Но начало арабских завоеваний, разрушившее более, чем на 1000 лет единство Средиземноморья, окончательно закроет для Европы сверхпродуктивные сельскохозяйственные районы Египта и Северной Африки, к тому моменту, правда, пришедшие в упадок из-за изменений климата и «варварской» запашки земли во времена поздней империи. Потоки зерна, поддерживавшие рост населения Европы столетиями, прекратились, а вкупе с резким снижением урожайности из-за изменений климата, население бывшей Империи Запада должно было встать перед перспективой массового голода. Но спасение, как бы предвосхищая проблемы, пришло откуда не ждали – Юстинианова чума. Она ускорила процесс развала старого мира: снизила численность населения, заставила народ разбежаться из городов, от очагов болезни, в поисках пищи осев на свободной земле в не очень свободном положении. Ну и вообще, крысы с их друзьями – чумными палочками – помогли привести в соответствие производительные возможности земли и количество людей в Европе. По сравнению с началом тысячелетия, к концу VII века численность населения Европы упала вдвое-втрое. Отмечу отдельно, что спад численности населения начался ещё в III веке, и Юстинианова чума лишь стала ярким эпилогом этого процесса, затмившим своим ужасом всё предыдущее скатывание по наклонной.

В следующие века рост запашки, благодаря вырубке «Великого леса», и частичное восстановление урожайности за счёт улучшения агротехники и общего потепления климата после позднеантичного похолодания позволили не только сохранить численность населения, но и увеличить его. Если в 1000 году на территории Европы жили порядка 25 миллионов человек, то всего за 300 следующих лет население достигло просто чудовищных 180 миллионов, т.е. рост в 6-7 раз. Такое положение вещей стало возможным благодаря уникальному стечению обстоятельств. С одной стороны — экстенсификация земледелия – за счёт распашки новых земель, с другой — и интенсификация – за счёт перехода к трёхполью, позволявшему снимать на 15-20% больше урожая за сезон, плюс доморощенная селекция. Но ключом к всему этому благополучию было то, что основной пищевой культурой было зерно. Издревле переход от животноводства к земледелию был чертой, за которой начиналась цивилизация, так как зерно давало с одной и той же площади в 5 раз больше калорий. Поэтому любая оседлая цивилизация строилась вокруг зерна, оставляя мясное и молочное хозяйство в качестве вспомогательного и довольно недешёвого источника питания.

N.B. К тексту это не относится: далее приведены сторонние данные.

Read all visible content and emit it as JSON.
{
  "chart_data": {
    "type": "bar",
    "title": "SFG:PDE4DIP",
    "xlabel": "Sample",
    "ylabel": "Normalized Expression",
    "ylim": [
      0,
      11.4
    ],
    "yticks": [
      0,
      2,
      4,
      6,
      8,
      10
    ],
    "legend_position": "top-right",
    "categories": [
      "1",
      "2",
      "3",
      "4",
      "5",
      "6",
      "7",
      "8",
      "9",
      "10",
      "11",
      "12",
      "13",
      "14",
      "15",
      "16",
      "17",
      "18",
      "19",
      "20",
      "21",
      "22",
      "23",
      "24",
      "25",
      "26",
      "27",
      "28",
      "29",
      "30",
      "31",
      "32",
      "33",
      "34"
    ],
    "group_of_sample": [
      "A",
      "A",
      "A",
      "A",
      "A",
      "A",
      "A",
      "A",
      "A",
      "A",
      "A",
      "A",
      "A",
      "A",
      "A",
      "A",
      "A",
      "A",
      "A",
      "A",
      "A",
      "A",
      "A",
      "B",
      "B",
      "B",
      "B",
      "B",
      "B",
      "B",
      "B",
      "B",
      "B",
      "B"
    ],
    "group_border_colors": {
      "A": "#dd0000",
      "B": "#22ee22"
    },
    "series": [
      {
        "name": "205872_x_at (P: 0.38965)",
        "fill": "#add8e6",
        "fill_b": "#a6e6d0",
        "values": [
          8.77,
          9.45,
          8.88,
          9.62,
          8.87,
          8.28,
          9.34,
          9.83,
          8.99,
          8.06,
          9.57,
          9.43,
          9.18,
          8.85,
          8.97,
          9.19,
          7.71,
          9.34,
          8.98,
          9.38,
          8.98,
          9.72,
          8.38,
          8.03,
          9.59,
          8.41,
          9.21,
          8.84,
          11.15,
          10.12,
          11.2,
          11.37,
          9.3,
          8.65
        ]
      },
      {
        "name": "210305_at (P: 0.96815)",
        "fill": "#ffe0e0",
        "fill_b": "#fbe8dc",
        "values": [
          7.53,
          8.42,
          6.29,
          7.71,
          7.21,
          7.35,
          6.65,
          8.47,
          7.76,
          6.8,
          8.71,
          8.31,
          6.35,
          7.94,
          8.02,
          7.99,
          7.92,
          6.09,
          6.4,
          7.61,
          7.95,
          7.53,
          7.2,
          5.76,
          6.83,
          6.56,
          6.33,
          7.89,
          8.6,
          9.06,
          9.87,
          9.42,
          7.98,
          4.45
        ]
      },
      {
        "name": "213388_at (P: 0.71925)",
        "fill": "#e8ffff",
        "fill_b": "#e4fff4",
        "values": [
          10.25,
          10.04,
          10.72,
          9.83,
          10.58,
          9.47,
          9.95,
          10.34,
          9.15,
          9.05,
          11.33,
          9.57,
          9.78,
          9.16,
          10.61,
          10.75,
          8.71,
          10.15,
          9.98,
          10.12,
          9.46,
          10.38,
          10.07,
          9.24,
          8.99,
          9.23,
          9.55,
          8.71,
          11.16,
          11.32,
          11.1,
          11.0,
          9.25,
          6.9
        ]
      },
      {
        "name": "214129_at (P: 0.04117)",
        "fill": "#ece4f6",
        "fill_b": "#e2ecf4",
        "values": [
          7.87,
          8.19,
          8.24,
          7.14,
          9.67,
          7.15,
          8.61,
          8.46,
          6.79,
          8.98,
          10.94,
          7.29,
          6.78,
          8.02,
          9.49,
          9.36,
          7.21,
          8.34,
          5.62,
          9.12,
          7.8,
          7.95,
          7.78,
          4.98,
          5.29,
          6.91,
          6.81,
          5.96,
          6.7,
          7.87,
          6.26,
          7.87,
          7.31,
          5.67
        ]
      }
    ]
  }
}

Чтобы вы понимали, что из себя представляла типичная еда средневекового крестьянина, цеховика или бедного горожанина начала XIV века: представьте, что от 70 до 90 % вашего рациона это хлеб из полбы (дикая пшеница), ржи, ячменя или овса. Пшеница же дорога, капризна, и идёт, по большей части, на питание аристократии. Также зерно можно превратить в кашу или сварить похлёбку с мукой. Оставшиеся проценты – это овощи, сыры, рыба и мясо. Мяса вообще немного – свободных лугов для выпаса почти что нет, так как все пригодные земли заняты под распашку – а потому оно ценное и дорогое. В пику всей этой черни аристократия питается с точностью наоборот – основа рациона мясо, а каши и хлеб имеют вспомогательную роль. Это и не удивительно, ведь аристократия – это рыцарство, а рыцарь должен быть полон сил для ратного дела, тогда как на кашах да хлебе сыт хоть и будешь, но недолго.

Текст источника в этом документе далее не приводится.